3. Package Structure and State

The previous chapter provided a high-level demonstration of how to develop a Python package from scratch with the help of poetry. Later chapters will expand upon this demonstration and explore each of the key packaging steps in more detail, but before that, this chapter will describe in more detail what packaging means in Python and what packages actually are. Often, developers don’t think about packaging until their code is written - but we’ll learn that thinking about packaging before even writing any code is very useful! This chapter is a somewhat Pythonified version of the Package Structure and State chapter of the R Packages book written by Jenny Bryan and also draws on information from the Python Packaging Authority.

3.1. Package States

By “package” here we mean the code that you wish to bundle up and distribute. In Python, your package can be in several different states depending on its complexity, target audience, and stage of development. The ones we’ll talk about here are:

You’ve already seen some of the commands that put packages into these various states. For example, poetry build at the command line or import in a Python session. In the following sections, we’ll be giving those operations some context.

https://d33wubrfki0l68.cloudfront.net/7987ef02030da94b3792c8e101d8e416f8104039/89910/_images/package-flowchart.png

Fig. 3.1 The Python packaging workflow.

3.2. Modules

A module is any Python .py file. A module may consist of Python functions, classes, variables, and/or runnable code. A module that relies only on the standard Python library can easily be distributed and used by others (on the appropriate version of Python). In this way, a module can be thought of as a very simple package.
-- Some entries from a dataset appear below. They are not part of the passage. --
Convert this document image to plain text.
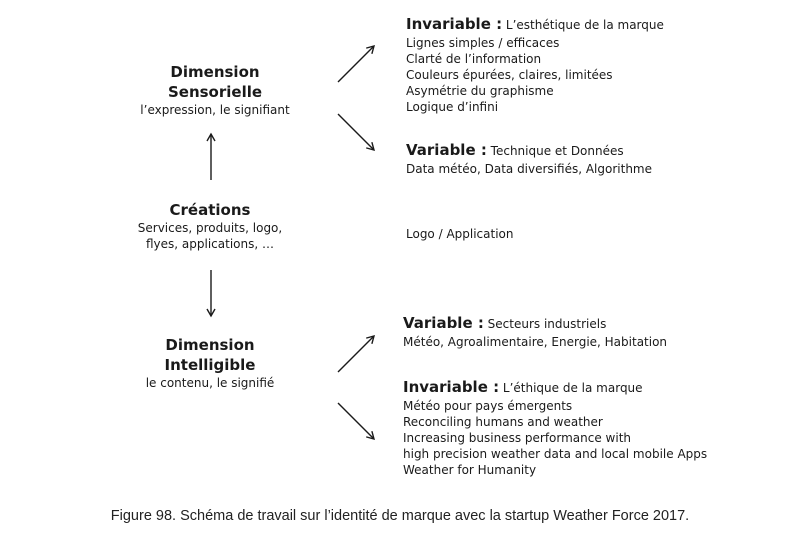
Dimension
Sensorielle
l’expression, le signifiant
Créations
Services, produits, logo,
flyes, applications, …
Dimension
Intelligible
le contenu, le signifié
Invariable : L’esthétique de la marque
Lignes simples / efficaces
Clarté de l’information
Couleurs épurées, claires, limitées
Asymétrie du graphisme
Logique d’infini
Variable : Technique et Données
Data météo, Data diversifiés, Algorithme
Logo / Application
Variable : Secteurs industriels
Météo, Agroalimentaire, Energie, Habitation
Invariable : L’éthique de la marque
Météo pour pays émergents
Reconciling humans and weather
Increasing business performance with
high precision weather data and local mobile Apps
Weather for Humanity
Figure 98. Schéma de travail sur l’identité de marque avec la startup Weather Force 2017.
For example, consider a module simple_math.py that contains the functions list_range and odd_even:

def list_range(x):
    return max(x) - min(x)
  
def odd_even(x):
    if x % 2:
        print('x is odd.')
    else:
        print('x is even.')

If the module simple_math.py is in your working directory then you can import the module using:

import simple_math  # imports the entire module. Functions can then be accessed via dot notation, e.g., simple_math.list_range()
from simple_math import list_range  # import only list_range function
from simple_math import odd_even  # import only odd_even function
from simple_math import *  # import all functions

Because modules are single files they can easily be shared to others by e.g., email, GitHub, Slack, etc. Another user would simply place the module in their working directory to use it. However, this method of distribution does not scale well in cases of multiple files, if your code depends on other libraries/packages, or needs a specific version of Python.

3.3. Python Packages

Projects consisting of multiple Python .py files (i.e., modules) are, by their nature, harder to distribute. If your project consists of multiple files, it is typical to organise it into a directory structure. Any directory containing Python files can comprise a Python “package”.
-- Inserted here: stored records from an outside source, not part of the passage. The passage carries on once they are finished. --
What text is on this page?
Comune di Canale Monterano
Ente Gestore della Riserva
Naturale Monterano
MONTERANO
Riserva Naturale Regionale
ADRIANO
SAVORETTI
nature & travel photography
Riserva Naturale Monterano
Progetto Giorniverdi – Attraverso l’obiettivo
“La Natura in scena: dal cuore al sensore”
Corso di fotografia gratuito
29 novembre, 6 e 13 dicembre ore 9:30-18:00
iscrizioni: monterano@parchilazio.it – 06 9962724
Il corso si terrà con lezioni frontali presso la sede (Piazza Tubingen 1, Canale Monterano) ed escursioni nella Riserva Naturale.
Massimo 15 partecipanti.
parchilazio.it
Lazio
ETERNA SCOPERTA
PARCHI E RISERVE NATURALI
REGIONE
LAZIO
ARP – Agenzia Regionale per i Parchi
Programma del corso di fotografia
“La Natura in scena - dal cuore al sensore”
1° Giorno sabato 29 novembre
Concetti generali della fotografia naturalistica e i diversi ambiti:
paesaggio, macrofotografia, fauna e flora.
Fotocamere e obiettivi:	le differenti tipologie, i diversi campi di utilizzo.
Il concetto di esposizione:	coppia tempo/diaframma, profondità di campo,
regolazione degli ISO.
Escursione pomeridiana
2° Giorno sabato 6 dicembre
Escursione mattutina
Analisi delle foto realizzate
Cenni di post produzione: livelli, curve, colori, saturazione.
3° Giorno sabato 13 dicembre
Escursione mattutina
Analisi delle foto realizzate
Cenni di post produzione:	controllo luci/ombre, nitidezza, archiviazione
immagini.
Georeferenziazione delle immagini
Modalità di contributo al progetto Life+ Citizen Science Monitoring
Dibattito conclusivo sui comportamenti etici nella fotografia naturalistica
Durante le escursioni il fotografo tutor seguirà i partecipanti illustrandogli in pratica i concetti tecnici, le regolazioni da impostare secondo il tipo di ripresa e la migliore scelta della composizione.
While we’ve been using the term “package” fairly generically so far, it does have a specific meaning in Python and it’s important to make clear the distinction between “modules” and “packages”. As described in the previous section, any Python .py file is a module. In contrast, a package is a directory containing module(s) and/or additional package(s) (sometimes called “nested packages” or “subpackages”) along with an __init__.py file. An __init__.py file is required to make Python treat a directory as a package (as opposed to it simply being a plain-old directory of Python files); in the simplest case __init__.py is an empty file, but it can also execute initialization code for the package upon import (read more here). Packages allow us to structure and organise our Python code and intuitively access it using “dotted module names”. Consider having the following two packages in your working directory:

A package containing modules:

pkg1
├── __init__.py
├── simple_math.py
└── advanced_math.py

A package containing nested packages:

pkg2
├── __init__.py
├── simple
│   ├── __init__.py
│   └── simple_math.py
├── advanced
    ├── __init__.py
    └── advanced_math.py

Modules can be accessed using dot notation. For example:

from pkg1 import simple_math  # import simple_math module from pkg1
from pkg2.simple import simple_math  # import simple_math module from pkg2

It would be possible to share a package by transferring all the files that comprise the package (keeping the directory structure intact) to another user, who could then use the package if it were placed in their working directory. However, just like single modules, this method of distribution does not scale well, makes it difficult to support or update your code, and won’t work if your code depends on additional libraries, or needs a specific version of Python. We need a more efficient and reliable way to package and distribute our code which leads us to “source distribution packages” and “built distribution packages” which are described below.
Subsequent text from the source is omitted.